= Julius Hunter =

American journalist and television news anchor

Julius Kelton Hunter is an American former journalist and television news anchor, best known for his tenures on two television stations in St. Louis: KSD-TV (now KSDK), the NBC affiliate in St. Louis, and KMOX-TV (now KMOV), the CBS affiliate in St. Louis. He worked as a news reporter and anchorman from 1970 to 2002.

==Early life==
Hunter was born in St. Louis to Van and Lena Hunter. Under the tutelage of an older brother, Van, Julius began reading by the age of three. He graduated from Harris Teachers College, now Harris–Stowe State University.

==Career==

Hunter began his post-college career as an eighth grade teacher at Hamilton Elementary School. Hunter was told that he would be teaching a sixth grade class after the summer break. When he arrived for Teacher Orientation that fall, to his surprise he was assigned to a self-contained classroom of 44 students. He was 21 years old; some of his students were already 16 and 17 years old.

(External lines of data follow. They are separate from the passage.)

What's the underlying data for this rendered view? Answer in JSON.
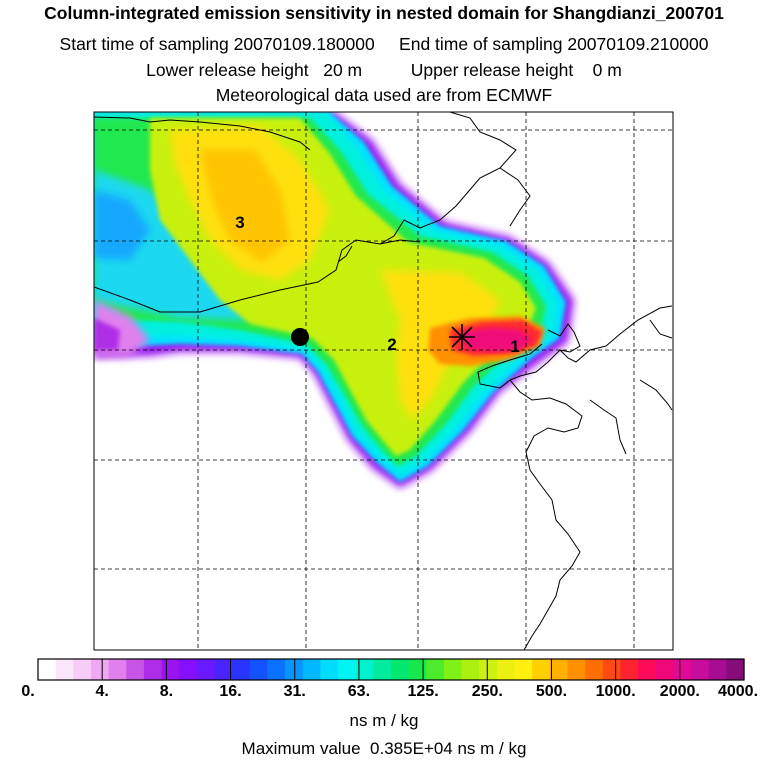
{
  "header": {
    "title": "Column-integrated emission sensitivity in nested domain for Shangdianzi_200701",
    "sampling_line": "Start time of sampling 20070109.180000     End time of sampling 20070109.210000",
    "release_line": "Lower release height   20 m          Upper release height    0 m",
    "met_line": "Meteorological data used are from ECMWF"
  },
  "map": {
    "region_labels": [
      "3",
      "2",
      "1"
    ],
    "markers": [
      "receptor-star",
      "source-dot"
    ]
  },
  "colorbar": {
    "tick_labels": [
      "0.",
      "4.",
      "8.",
      "16.",
      "31.",
      "63.",
      "125.",
      "250.",
      "500.",
      "1000.",
      "2000.",
      "4000."
    ],
    "colors": [
      "#ffffff",
      "#fce6fc",
      "#f8ccf8",
      "#f0a8f4",
      "#e080ec",
      "#c855e6",
      "#ae2ee8",
      "#9a14f2",
      "#8410ff",
      "#6a18ff",
      "#4a24ff",
      "#2a34ff",
      "#1452ff",
      "#0a72ff",
      "#0a94ff",
      "#00b8ff",
      "#00dcff",
      "#00f4f4",
      "#00f2cc",
      "#00ec9c",
      "#00e870",
      "#18e84c",
      "#4cec2c",
      "#80f018",
      "#acf010",
      "#cef010",
      "#ecf010",
      "#fff010",
      "#ffd000",
      "#ffb000",
      "#ff9000",
      "#ff6e00",
      "#ff4a14",
      "#ff2230",
      "#ff0a58",
      "#f0087a",
      "#e00a96",
      "#c80c9c",
      "#a80c90",
      "#860c7a"
    ],
    "units": "ns m / kg"
  },
  "max_value_line": "Maximum value  0.385E+04 ns m / kg"
}
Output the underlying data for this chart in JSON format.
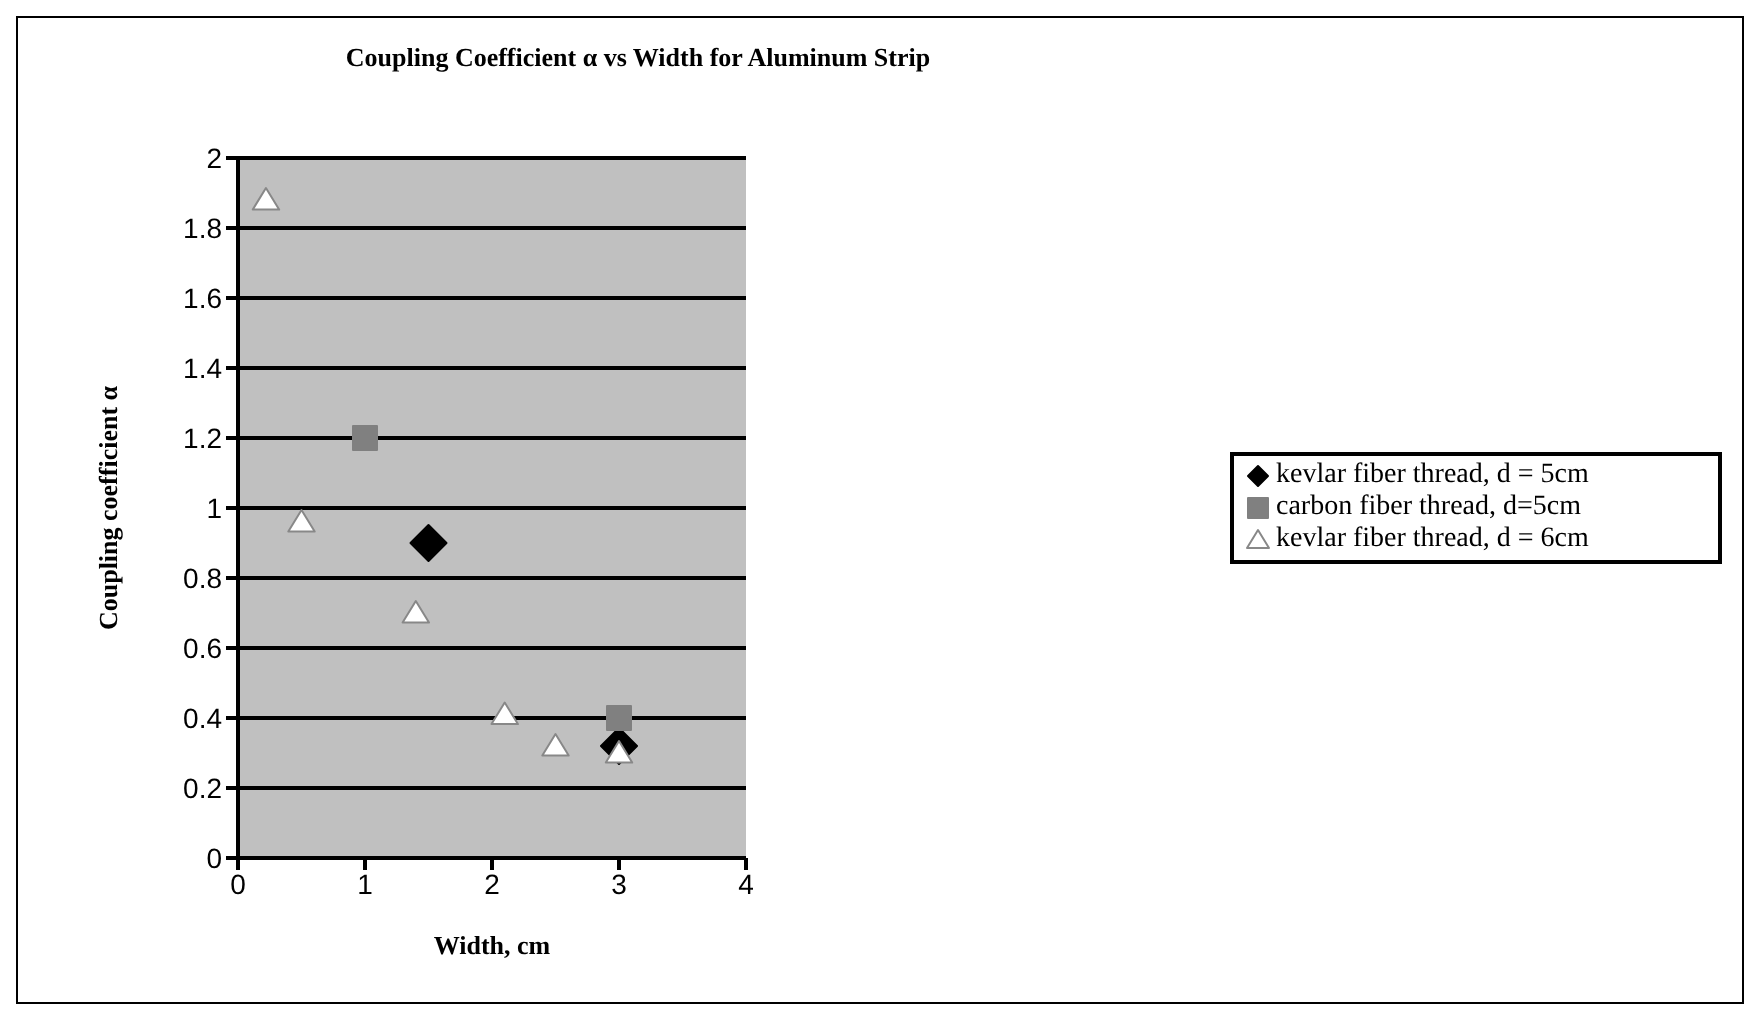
{
  "chart_data": {
    "type": "scatter",
    "title": "Coupling Coefficient α vs Width for Aluminum Strip",
    "xlabel": "Width, cm",
    "ylabel": "Coupling coefficient α",
    "series": [
      {
        "name": "kevlar fiber thread, d = 5cm",
        "color": "#000000",
        "marker": "diamond",
        "x": [
          1.5,
          3
        ],
        "values": [
          0.9,
          0.32
        ]
      },
      {
        "name": "carbon fiber thread, d=5cm",
        "color": "#808080",
        "marker": "square",
        "x": [
          1,
          3
        ],
        "values": [
          1.2,
          0.4
        ]
      },
      {
        "name": "kevlar fiber thread, d = 6cm",
        "color": "#ffffff",
        "marker": "triangle",
        "x": [
          0.22,
          0.5,
          1.4,
          2.1,
          2.5,
          3
        ],
        "values": [
          1.88,
          0.96,
          0.7,
          0.41,
          0.32,
          0.3
        ]
      }
    ],
    "xlim": [
      0,
      4
    ],
    "xticks": [
      0,
      1,
      2,
      3,
      4
    ],
    "ylim": [
      0,
      2
    ],
    "yticks": [
      0,
      0.2,
      0.4,
      0.6,
      0.8,
      1,
      1.2,
      1.4,
      1.6,
      1.8,
      2
    ],
    "grid": "y",
    "legend": "right"
  }
}
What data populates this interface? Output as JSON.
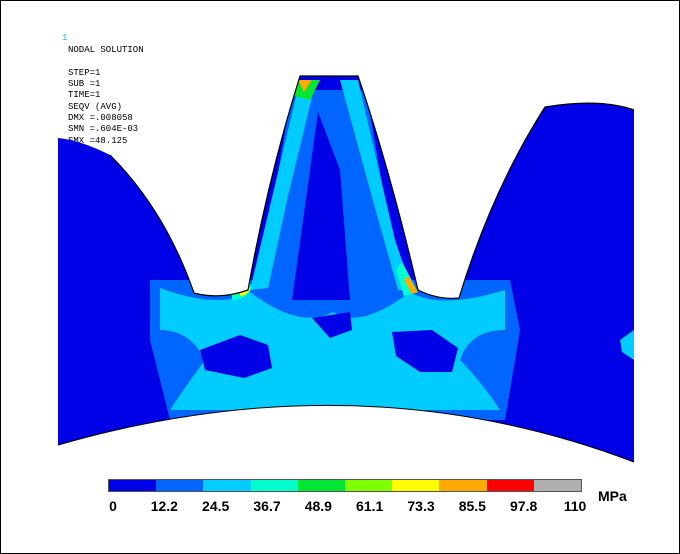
{
  "header": {
    "index": "1",
    "lines": [
      "NODAL SOLUTION",
      "STEP=1",
      "SUB =1",
      "TIME=1",
      "SEQV    (AVG)",
      "DMX =.008058",
      "SMN =.604E-03",
      "SMX =48.125"
    ]
  },
  "legend": {
    "ticks": [
      "0",
      "12.2",
      "24.5",
      "36.7",
      "48.9",
      "61.1",
      "73.3",
      "85.5",
      "97.8",
      "110"
    ],
    "unit": "MPa",
    "colors": [
      "#0000e6",
      "#0066ff",
      "#00ccff",
      "#00ffcc",
      "#00e632",
      "#7fff00",
      "#ffff00",
      "#ffaa00",
      "#ff0000",
      "#b0b0b0"
    ]
  },
  "palette": {
    "band0": "#0000e6",
    "band1": "#0066ff",
    "band2": "#00ccff",
    "band3": "#00ffcc",
    "band4": "#00e632",
    "band5": "#7fff00",
    "band6": "#ffff00",
    "band7": "#ffaa00",
    "band8": "#ff0000",
    "outline": "#000000"
  }
}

He was then hired as the first African American copywriter at Foote Cone & Belding in Chicago, the third-largest advertising firm in the country at that time. He worked with a group that wrote TV commercials for such products as Dial Soap and deodorant, Raid house and garden spray, Kraft Italian macaroni dinners, and Kleenex/Kotex.

After a year, homesick Hunter returned to St. Louis in 1969 to take a job in the Student Affairs Department at Washington University. He was hired as director of a student outreach program called "Education in Action", and was appointed the housemaster of Umrath Hall, a dormitory housing 140 freshman women.

After a year at Washington University, Hunter entered a profession in which he turned out to be a pioneer for African American broadcast journalists. He was named as a reporter, then weekend anchor, then weekend news director at KSDK, the NBC affiliate in St. Louis. After nearly five years at Channel 5, Hunter left for expanded reporter and anchoring duties at KMOX-TV, the then owned and operated CBS television station in St. Louis. He became the first African American to anchor a prime time newscast in St. Louis when he began anchoring the six o’clock news.

Hunter served as the permanent host for radio station KFUO's "Young Heroes in Music" program which featured the virtuoso talents of young African American musicians. Hunter was also the host of the "Do the Right Thing" feature on Channel 4 for ten years. This program recognized the achievements and heroics of young people.

Hunter retired from broadcast news in November 2002, but was appointed by Saint Louis University (SLU) President, Father Lawrence Biondi, S.J., as the university’s first Vice President for Community Outreach. His mission was to engage the university and the outside community in symbiotic programs to benefit each.

While serving at SLU, Hunter was appointed in 2006 by Missouri Governor Matt Blunt to the five-member St. Louis Police Board for a four-year term. With the position came the honorary rank of colonel. Hunter retired from SLU in 2007. His term on the Police Board expired three years after that.

Hunter joined St. Louis Magazine in 2013.

After he researched and wrote a book on his family's history, Hunter, realizing that family root searches can be expensive ventures, raised several hundred thousand dollars from his own pocket and the contributions of individuals and corporations to open the Julius K. Hunter & Friends African American Research Collection at the St. Louis County Library. The collection includes books, census data, maps, slave ship records, and more.

Hunter has guest-directed the St. Louis Symphony Orchestra.

== Personal life ==
He has two daughters, who both are Harvard Honors graduates.

==Works==

Hunter is the author of seven books that include a children’s alphabet book, a college textbook on broadcast news, and two coffee table books on the great mansions of St. Louis. One is Kingsbury Place: The First Two Hundred Years, and the other is Westmoreland and Portland Places: The History and Architecture of America's Premier Private Streets, 1888-1988.

Hunter wrote Honey Island, which traces his family roots back to the birth of his great-great grandfather as a slave born in 1825 in Kentucky. Hunter’s great-great grandfather, Ned Rounds, was a founder of the all-black town of Honey Island, Mississippi, where he became the town’s first banker.

His novel Priscilla and Babe: From Slavery's Shackles to Millionaire Bordello Madams in Victorian Saint Louis, was published in 2014.

Hunter’s memoir TV One-on-One features transcripts of his historic interviews with five United States Presidents along with behind the scenes stories about many of the celebrity interviews he conducted with Pearl Bailey, Ted Kennedy, Jimmy Hoffa, Sophia Loren, Cab Calloway, Milton Berle, Julia Child, Oprah Winfrey, Bette Midler, Ike Turner, and more.